Nomadi, contestato il sit-in leghista

Tre militanti del Pd come li ha liquidati Salvini, cittadini in buona fede messi su dalla sinistra come diceva qualche leghista? O forse elettori delusi. Elena ha una certa età. È calabrese ma vive a Milano da 40 anni, nonostante l’inconfondibile accento non sia cambiato da una virgola. Ieri mattina è partita dal Giambellino per andare in via delle Forze Armate 179, dove la Lega aveva convocato il suo sit-in. L’ha accompagnata la sua amica leghista, camicia verde e sole delle alpi. Ma ieri mattina Elena è andata lì con un messaggio preciso da dire ai leghisti: «Ci avete illuso, vi siete imborghesiti» gridava.
Elena e altri non vogliono come vicini di casa i rom a cui sarebbero assegnate delle case popolari, nell’ambito degli interventi di legalità e integrazione messi a punto dal Comune con il ministero dell’Interno, che sta finanziando il piano nell’ambito dell’emergenza nomadi. Erano un centinaio in tutto le persone arrivate in via Forze Armate. Molti inquilini degli stabili della zona, di proprietà del Comune o di Aler. Tanti altri in attesa di una casa popolare. Gente arrabbiata per il «sorpasso» che ritengono di aver subito da parte dei nomadi. Anche se il Comune assicura che gli alloggi in questione sono solo 25, anche se garantisce che sono «fatiscenti», e che sono fuori dagli elenchi delle graduatorie. Anzi, questo è un altro problema. Molti degli inquilini di via Forze Armate - le famiglie sono 142 - stanno trattando da anni con Aler l’acquisto, e non vogliono sentirsi dire che si tratta di case «fatiscenti». Chiedono migliorie, ma non vogliono etichette capaci di far scendere il valore degli alloggi. Né vicini di casa che considerano «scomodi».
La Lega dunque diventa il bersaglio della contestazione. L’accusa? «Ha salvato l’assessore che vuol dare la casa ai rom - questo dicevano ieri i più - mentre il suo partito, il Pdl, voleva mandarla via. Loro sono stati coerenti». «Dov’è finito Salvini? Perché non è venuto lui?» domandavano con tanto di striscioni. «Noi siamo qui - rispondeva col megafono Igor Iezzi, segretario provinciale del Carroccio subentrato proprio a Salvini da qualche mese - ancora una volta in mezzo alla gente ci siamo noi, non la sinistra». Erano «tre militanti del Pd, ognuno poi fa le contestazioni che crede - commentava in serata Salvini - d’altronde capisco l’imbarazzo della sinistra sulle case ai rom visto che stiamo risolvendo il problema si trova in difficoltà».
«Le vostre sono promesse da marinaio - diceva ancora Elena - poi non le mantenete». «Nel piano di Maroni - ripeteva Iezzi - non ci sono le case ai rom.
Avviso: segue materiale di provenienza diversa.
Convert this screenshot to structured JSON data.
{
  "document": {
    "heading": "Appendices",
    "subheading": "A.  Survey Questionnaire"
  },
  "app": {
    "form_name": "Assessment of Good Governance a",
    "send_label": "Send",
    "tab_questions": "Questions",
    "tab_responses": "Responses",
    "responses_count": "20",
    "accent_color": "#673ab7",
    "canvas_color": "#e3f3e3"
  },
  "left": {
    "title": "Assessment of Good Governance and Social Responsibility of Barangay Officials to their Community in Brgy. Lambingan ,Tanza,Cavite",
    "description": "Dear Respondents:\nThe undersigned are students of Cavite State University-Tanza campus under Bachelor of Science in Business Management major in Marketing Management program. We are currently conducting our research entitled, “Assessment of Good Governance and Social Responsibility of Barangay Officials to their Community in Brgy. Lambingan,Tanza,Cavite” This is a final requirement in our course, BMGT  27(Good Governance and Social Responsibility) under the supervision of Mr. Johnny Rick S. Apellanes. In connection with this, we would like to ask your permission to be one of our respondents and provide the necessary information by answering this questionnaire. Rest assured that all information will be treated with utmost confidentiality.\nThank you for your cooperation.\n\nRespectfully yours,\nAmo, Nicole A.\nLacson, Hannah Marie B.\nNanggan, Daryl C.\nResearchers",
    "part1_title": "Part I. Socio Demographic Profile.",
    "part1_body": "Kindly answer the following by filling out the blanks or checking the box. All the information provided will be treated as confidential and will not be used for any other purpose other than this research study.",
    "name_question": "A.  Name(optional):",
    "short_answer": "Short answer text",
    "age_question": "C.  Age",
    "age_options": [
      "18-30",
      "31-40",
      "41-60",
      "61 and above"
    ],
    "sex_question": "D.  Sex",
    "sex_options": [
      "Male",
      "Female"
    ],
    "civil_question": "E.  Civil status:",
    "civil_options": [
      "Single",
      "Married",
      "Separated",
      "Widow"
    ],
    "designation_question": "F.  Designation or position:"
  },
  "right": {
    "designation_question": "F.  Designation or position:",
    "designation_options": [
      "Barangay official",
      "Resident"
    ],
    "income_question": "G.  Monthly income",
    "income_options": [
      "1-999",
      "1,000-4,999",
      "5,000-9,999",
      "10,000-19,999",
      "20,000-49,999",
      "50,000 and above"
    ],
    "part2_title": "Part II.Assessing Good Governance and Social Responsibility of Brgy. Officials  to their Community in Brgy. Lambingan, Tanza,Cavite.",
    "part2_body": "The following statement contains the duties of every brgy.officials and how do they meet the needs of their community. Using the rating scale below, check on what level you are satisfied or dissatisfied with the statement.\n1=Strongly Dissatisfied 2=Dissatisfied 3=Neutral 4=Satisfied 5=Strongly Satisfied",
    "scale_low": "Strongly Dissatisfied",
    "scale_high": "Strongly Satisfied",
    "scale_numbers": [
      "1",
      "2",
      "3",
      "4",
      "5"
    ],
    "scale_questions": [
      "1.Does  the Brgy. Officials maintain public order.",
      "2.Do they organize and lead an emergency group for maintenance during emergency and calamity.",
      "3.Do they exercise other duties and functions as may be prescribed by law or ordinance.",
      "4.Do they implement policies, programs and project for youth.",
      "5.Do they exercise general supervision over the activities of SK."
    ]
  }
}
Ci sono solo tre cose: sgomberi, sgomberi, sgomberi. Con Maroni i nomadi sono passati da 10mila a meno di 2mila. Noi ne vogliamo il meno possibile, e vogliamo chiudere i campi. A Milano ci saranno solo pochi, piccoli campi di transito con telecamere, controlli e piccole caserme dentro. Ma per arrivare a questo dobbiamo ridurre ancora il numero di rom nei campi». Come? «Anche con le case - ribatteva Iezzi - ma non certo case popolari. Case prese sul mercato, anche con un piccolo aiuto, ma senza privilegi sui milanesi». «Magari con case della chiesa - rincarava la dose la deputata del Carroccio Laura Molteni - Quando vediamo un assessore applaudito dalla sinistra significa che qualcosa non va».


Chi è l’artefice del piano? Alla fine il problema è questo. O meglio, chi ne paga il prezzo in termini di consenso. «Noi siamo una forza di governo che si assume la responsabilità di risolvere i problemi - la rivendicazione di Iezzi - ma qualcuno sta facendo il furbo».